Treatment for children with Oppositional Defiant Disorder includes an individual approach in the form of problem-solving skills training and family interventions in the form of parent management training. An individual approach can be created specifically for the individual child’s needs, geared toward his age, and focused on helping him acquire new problem solving skills.

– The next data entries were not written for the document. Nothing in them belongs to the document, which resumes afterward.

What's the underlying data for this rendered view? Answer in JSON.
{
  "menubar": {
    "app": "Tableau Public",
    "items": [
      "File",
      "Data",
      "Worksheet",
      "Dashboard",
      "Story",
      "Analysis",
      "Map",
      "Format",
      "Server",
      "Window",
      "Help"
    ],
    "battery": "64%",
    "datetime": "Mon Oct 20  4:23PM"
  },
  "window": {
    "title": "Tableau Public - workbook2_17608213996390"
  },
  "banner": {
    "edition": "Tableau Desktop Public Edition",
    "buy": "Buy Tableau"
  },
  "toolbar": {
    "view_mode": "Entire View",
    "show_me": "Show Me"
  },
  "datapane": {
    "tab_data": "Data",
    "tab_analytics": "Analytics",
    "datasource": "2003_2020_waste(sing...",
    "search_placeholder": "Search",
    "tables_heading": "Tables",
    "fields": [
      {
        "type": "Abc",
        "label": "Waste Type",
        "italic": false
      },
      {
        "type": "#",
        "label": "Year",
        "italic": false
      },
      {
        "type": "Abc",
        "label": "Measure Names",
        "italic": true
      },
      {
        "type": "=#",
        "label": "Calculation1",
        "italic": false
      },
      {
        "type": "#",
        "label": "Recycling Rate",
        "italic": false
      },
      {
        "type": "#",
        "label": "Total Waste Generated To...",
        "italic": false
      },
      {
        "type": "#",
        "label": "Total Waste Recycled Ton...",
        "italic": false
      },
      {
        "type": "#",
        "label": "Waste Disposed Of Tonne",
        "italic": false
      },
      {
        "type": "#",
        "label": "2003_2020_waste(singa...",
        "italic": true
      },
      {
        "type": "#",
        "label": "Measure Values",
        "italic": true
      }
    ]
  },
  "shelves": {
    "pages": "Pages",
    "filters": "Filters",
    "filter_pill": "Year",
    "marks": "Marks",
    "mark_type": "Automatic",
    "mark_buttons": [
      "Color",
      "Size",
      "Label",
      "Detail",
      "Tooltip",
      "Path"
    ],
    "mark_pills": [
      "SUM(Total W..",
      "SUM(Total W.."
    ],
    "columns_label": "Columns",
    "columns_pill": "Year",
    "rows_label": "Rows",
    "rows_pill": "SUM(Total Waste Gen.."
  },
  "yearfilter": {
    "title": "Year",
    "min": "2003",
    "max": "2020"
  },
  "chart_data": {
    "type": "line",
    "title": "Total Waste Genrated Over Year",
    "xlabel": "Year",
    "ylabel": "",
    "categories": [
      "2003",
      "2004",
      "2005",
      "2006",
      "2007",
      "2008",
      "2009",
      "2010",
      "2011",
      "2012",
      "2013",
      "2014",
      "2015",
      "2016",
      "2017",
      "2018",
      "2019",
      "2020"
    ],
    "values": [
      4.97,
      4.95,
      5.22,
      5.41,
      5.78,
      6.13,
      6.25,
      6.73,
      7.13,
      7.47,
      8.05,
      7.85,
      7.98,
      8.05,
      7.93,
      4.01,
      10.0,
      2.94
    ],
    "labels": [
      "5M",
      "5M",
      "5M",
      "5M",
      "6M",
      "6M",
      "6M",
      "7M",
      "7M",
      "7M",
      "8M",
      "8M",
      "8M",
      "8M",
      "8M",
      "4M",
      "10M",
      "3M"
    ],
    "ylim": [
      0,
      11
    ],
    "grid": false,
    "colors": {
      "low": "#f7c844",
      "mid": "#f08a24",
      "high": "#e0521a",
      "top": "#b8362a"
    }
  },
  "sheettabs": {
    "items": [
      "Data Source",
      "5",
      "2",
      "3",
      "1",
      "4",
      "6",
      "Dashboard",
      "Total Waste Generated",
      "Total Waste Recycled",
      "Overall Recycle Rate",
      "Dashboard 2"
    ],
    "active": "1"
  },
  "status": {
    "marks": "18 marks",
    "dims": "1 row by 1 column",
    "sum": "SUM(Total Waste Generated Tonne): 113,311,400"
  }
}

Our approach at North Shore Pediatric Therapy

At North Shore Pediatric Therapy, our applied behavior analysts will conduct evaluations in the real-world settings in which your child’s inappropriate behaviors are occurring. The behavior analyst will observe what precipitates the aberrant behavior and the consequences that follow. The analyst will then determine the function of the behavior and teach your child an appropriate replacement behavior which serves the same function. A specific behavior plan will be written and a systematic reinforcement schedule will be implemented to consistently reinforce the appropriate replacement behavior(s) and the decrease in the aberrant behavior(s).